Возле "Отеля финиковой пальмы" на коленях лежали три верблюда сильные, длинноногие животные с надменным профилем, насмешливо раздутыми ноздрями и поволокой на благородных глазах. Они возобновили прерванную жвачку утреннего завтрака, и аристократически оттопыренная нижняя губа их время от времени обнажала желтые зубы. Из отеля вышли трое. Верблюды подарили их презрительным косым взглядом; верблюжья самка прекратила жвачку и, разинув зев, исторгла оглушительно-неблагозвучный рев, силой звука равный львиному рыку. Чтоб заставить ее замолчать, проводник ударил ее по морде. Трое господ с самым привычным видом вскарабкались на седла. Неохотно приподнялись верблюжьи зады, потом верблюды приняли позу молящихся мусульман и наконец встали. Тап-тап-тап - переступали по песку их мягкие, как войлок, подошвы. С змеевидно изогнутыми шеями, с злобно сверкающими глазами и насмешливо раздутыми ноздрями, они потянулись большой дорогой через оазис. Из окна отеля их задумчиво провожал одинокий постоялец. Первоначально он собирался их выследить. Приготовления были сделаны. Где-то в Тозере стояли два других верблюда и ждали с тем же подернутым скукой взглядом, надменным профилем и длинными аристократическими ногами. Два дня тому назад он заказал их для себя и Лавертисса. Накануне они прождали напрасно, и он не смущался тем, что они простоят и сегодня.
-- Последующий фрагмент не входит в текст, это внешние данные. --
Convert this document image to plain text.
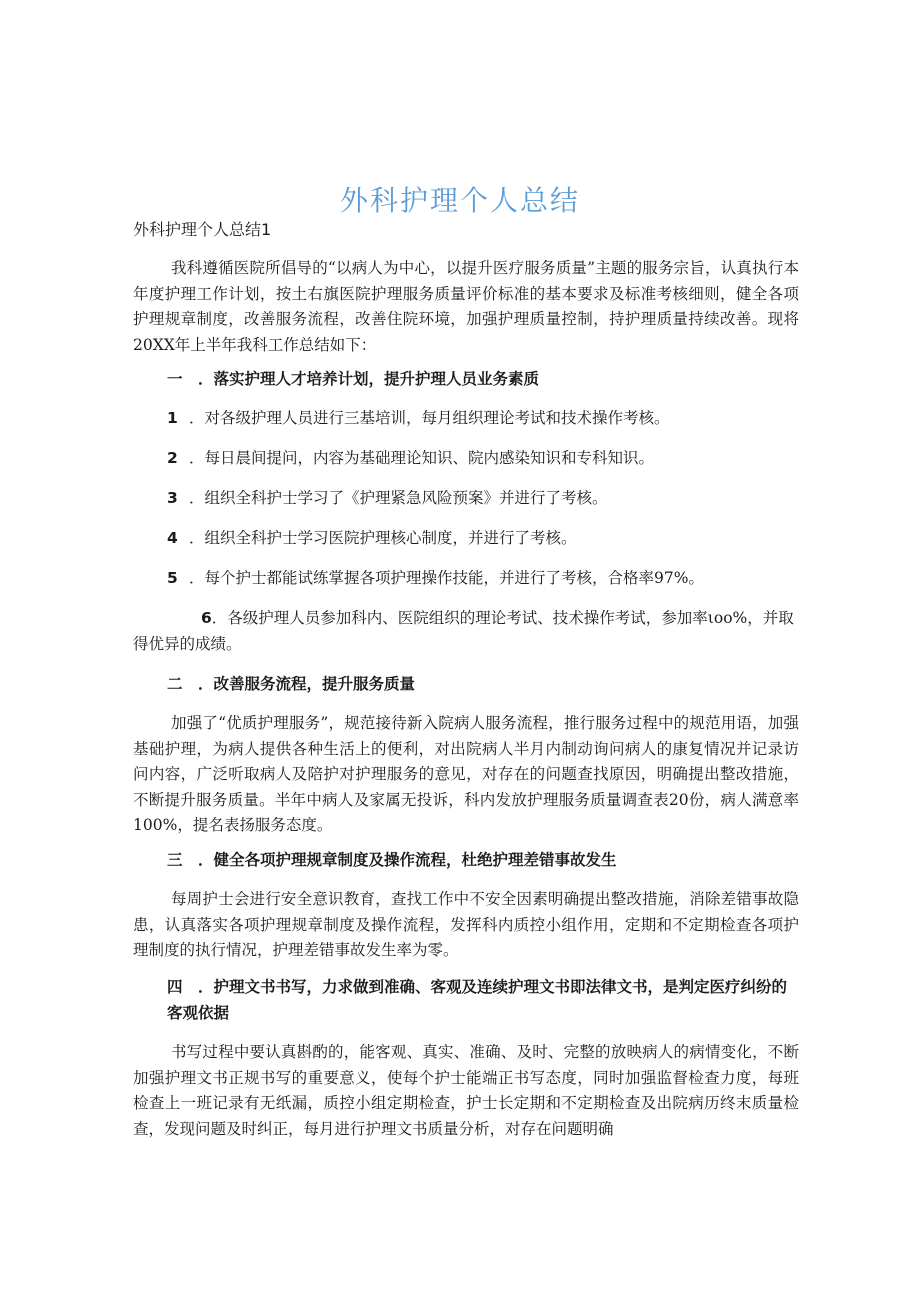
外科护理个人总结
外科护理个人总结1

我科遵循医院所倡导的“以病人为中心，以提升医疗服务质量”主题的服务宗旨，认真执行本年度护理工作计划，按土右旗医院护理服务质量评价标准的基本要求及标准考核细则，健全各项护理规章制度，改善服务流程，改善住院环境，加强护理质量控制，持护理质量持续改善。现将20XX年上半年我科工作总结如下：

一　．落实护理人才培养计划，提升护理人员业务素质

1 ．对各级护理人员进行三基培训，每月组织理论考试和技术操作考核。

2 ．每日晨间提问，内容为基础理论知识、院内感染知识和专科知识。

3 ．组织全科护士学习了《护理紧急风险预案》并进行了考核。

4 ．组织全科护士学习医院护理核心制度，并进行了考核。

5 ．每个护士都能试练掌握各项护理操作技能，并进行了考核，合格率97%。

6．各级护理人员参加科内、医院组织的理论考试、技术操作考试，参加率ιoo%，并取得优异的成绩。

二　．改善服务流程，提升服务质量

加强了“优质护理服务”，规范接待新入院病人服务流程，推行服务过程中的规范用语，加强基础护理，为病人提供各种生活上的便利，对出院病人半月内制动询问病人的康复情况并记录访问内容，广泛听取病人及陪护对护理服务的意见，对存在的问题查找原因，明确提出整改措施，不断提升服务质量。半年中病人及家属无投诉，科内发放护理服务质量调查表20份，病人满意率100%，提名表扬服务态度。

三　．健全各项护理规章制度及操作流程，杜绝护理差错事故发生

每周护士会进行安全意识教育，查找工作中不安全因素明确提出整改措施，消除差错事故隐患，认真落实各项护理规章制度及操作流程，发挥科内质控小组作用，定期和不定期检查各项护理制度的执行情况，护理差错事故发生率为零。

四　．护理文书书写，力求做到准确、客观及连续护理文书即法律文书，是判定医疗纠纷的客观依据

书写过程中要认真斟酌的，能客观、真实、准确、及时、完整的放映病人的病情变化，不断加强护理文书正规书写的重要意义，使每个护士能端正书写态度，同时加强监督检查力度，每班检查上一班记录有无纸漏，质控小组定期检查，护士长定期和不定期检查及出院病历终末质量检查，发现问题及时纠正，每月进行护理文书质量分析，对存在问题明确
Что случилось с Лавертиссом?
Мистер Грэхэм исчез под вечер, вот уже третий день, пропал без вести и это было странно. Правда, последние двенадцать часов перед исчезновением мистер Грэхэм вел себя довольно странно, но, очевидно, то были прямые или косвенные последствия злоупотребления пальмовой водкой. Лавертисс, однако, не обнаружил никаких симптомов душевного расстройства. Если он и уклонился от обычной линии поведения, то лишь в сторону повышенной самоуверенности. Он несколько раз повторил: я добьюсь правды о Грэхэме! А Филипп Коллен ему ответил: "Милый Лавертисс, вы забыли французскую поговорку: "Правда всегда лежит на дне колодца". Лавертисс возразил: "Я готов спуститься за правдой, куда бы она ни упала!" Да, три дня тому назад, в девять часов вечера, Лавертисс ушел на полчаса. Однако он ушел, и его нет.
Что случилось? Может, его похитили? К этому объяснению склонялся Филипп Коллен относительно Грэхэма, но никаких предложений вернуть за выкуп Лавертисса или Грэхэма не поступало. Разбойники, похитившие Лавертисса и Грэхэма, во всяком случае, не торопились.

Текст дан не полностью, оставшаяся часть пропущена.